El relato de Marcos es sobrio y preciso. En el capítulo 14, en dos versículos sucesivos, 9 y 10, une a dos personajes, muy ligados ambos a la vida del Señor Jesús, pero con muy distinta suerte. Dos personajes que son dos formas de estar delante del Señor.

El primero de ellos es una mujer, aquella que unge al Señor en casa de Simón el leproso. No se nos indica aquí su nombre, pero eso es lo de menos; lo que importa es el gesto.

Esta mujer lleva un presente al Señor. Ha escogido el mejor perfume y con él unge Su cabeza. Ella está llena de gratitud, de ternura por el Señor. Ha traído lo mejor de sus ungüentos. Es todo su tesoro. ¿No es un buen perfume un fino tesoro para toda mujer?

Los discípulos no entienden el gesto; su corazón es aún estrecho. Murmuran contra ella. No entienden. Ella se les adelanta en la valoración del Maestro. Más tarde, también ellos lo apreciarán así.
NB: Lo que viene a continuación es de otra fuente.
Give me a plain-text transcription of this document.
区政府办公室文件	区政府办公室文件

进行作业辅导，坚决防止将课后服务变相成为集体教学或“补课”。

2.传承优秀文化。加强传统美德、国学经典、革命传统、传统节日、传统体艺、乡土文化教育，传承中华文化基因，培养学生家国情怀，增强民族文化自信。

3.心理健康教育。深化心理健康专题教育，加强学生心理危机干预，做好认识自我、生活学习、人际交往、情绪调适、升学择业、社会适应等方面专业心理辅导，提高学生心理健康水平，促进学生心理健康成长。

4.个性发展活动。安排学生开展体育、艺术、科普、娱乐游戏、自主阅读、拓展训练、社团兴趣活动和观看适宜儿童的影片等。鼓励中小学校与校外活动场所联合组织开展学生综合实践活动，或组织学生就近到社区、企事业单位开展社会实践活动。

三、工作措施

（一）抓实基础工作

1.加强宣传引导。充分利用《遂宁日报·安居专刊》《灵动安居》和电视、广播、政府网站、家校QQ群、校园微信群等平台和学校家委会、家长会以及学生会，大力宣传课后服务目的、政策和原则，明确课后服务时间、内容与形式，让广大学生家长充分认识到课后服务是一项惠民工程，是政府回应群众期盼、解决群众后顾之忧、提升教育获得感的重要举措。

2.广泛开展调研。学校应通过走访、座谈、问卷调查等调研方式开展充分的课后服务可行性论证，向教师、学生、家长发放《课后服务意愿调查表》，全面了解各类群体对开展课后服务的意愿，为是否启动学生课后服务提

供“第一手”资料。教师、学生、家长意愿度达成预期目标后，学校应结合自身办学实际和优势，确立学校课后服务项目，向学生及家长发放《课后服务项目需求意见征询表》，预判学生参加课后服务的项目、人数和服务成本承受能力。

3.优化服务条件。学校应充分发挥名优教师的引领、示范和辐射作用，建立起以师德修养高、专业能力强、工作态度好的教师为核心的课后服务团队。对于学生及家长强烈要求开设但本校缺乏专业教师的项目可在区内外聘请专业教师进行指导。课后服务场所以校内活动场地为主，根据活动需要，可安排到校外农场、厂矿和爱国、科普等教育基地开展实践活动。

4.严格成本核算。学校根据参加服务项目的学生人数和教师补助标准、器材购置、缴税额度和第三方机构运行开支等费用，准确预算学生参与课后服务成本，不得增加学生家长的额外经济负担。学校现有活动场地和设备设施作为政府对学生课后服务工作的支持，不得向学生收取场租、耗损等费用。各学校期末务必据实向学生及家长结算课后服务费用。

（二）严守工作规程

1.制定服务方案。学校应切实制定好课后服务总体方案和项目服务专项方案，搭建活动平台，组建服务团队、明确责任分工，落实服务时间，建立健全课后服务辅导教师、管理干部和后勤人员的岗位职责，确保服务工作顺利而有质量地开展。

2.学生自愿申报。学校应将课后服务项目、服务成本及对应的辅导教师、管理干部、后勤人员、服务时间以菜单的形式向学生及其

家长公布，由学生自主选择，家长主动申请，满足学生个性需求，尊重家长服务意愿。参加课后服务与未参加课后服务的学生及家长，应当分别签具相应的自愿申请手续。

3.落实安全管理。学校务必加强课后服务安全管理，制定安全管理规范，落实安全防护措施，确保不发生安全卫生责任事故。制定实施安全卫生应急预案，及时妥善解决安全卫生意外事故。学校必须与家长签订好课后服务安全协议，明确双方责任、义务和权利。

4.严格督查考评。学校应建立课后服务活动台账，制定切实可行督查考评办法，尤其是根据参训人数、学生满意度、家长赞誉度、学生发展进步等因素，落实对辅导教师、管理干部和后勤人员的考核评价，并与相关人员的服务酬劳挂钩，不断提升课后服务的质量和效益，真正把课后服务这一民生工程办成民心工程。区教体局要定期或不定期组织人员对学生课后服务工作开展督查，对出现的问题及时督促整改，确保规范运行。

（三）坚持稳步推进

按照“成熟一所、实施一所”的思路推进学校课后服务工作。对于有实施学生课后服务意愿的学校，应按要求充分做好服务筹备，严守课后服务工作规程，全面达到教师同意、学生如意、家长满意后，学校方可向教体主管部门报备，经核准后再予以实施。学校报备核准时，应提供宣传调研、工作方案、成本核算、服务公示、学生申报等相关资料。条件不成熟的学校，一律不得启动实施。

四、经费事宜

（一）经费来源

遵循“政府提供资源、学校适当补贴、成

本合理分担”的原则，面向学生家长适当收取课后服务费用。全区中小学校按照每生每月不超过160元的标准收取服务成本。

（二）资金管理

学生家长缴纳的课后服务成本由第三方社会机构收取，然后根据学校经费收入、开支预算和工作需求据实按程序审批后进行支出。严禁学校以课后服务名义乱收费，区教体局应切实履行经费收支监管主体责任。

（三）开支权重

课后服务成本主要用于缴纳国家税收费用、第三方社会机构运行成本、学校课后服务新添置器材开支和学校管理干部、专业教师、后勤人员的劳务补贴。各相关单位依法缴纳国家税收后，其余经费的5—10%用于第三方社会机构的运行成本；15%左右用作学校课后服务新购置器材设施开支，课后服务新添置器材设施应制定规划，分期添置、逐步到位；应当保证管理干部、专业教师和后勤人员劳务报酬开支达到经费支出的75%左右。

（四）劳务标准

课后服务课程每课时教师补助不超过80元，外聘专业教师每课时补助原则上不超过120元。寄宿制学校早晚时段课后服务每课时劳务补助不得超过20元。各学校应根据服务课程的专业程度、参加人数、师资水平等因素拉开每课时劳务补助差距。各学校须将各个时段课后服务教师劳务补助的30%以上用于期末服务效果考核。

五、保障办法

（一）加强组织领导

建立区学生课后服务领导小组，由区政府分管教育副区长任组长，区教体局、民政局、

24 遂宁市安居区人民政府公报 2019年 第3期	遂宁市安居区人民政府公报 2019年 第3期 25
Ahora es la mujer anónima que se les adelanta a amarle, a acariciarlo como ellos no podían hacerlo.

Pero aquí, en este momento, según el relato de Marcos, surge otro personaje: este sí es nombrado. Su nombre ha recorrido las épocas y latitudes con su peso de ignominia y muerte: es Judas Iscariote.

Él ha estado más de tres años con el Señor. Ha tenido oportunidad de verle, como pocos, en su debilidad y en su gloria. Ha escuchado desgranarse de sus labios la riqueza del Cielo. Las necesidades del hombre han ocupado los días y las noches del Maestro; ha recorrido toda la tierra de sus padres, palmo a palmo; ha llevado su provisión de vida para derramarla sobre los corazones afligidos.

Ahora, en el momento crucial, Judas le traiciona. Ha olvidado todo, ha desconocido todo, ha menospreciado todo. Transforma el abrazo fraterno en puñalada artera. Es uno de los íntimos, pero le traiciona.

La mujer y el hombre. Esta mujer y este hombre. La devoción y la traición. Dos extremos que se unen en la vida del Siervo de Dios, y en las de todos los siervos de Dios.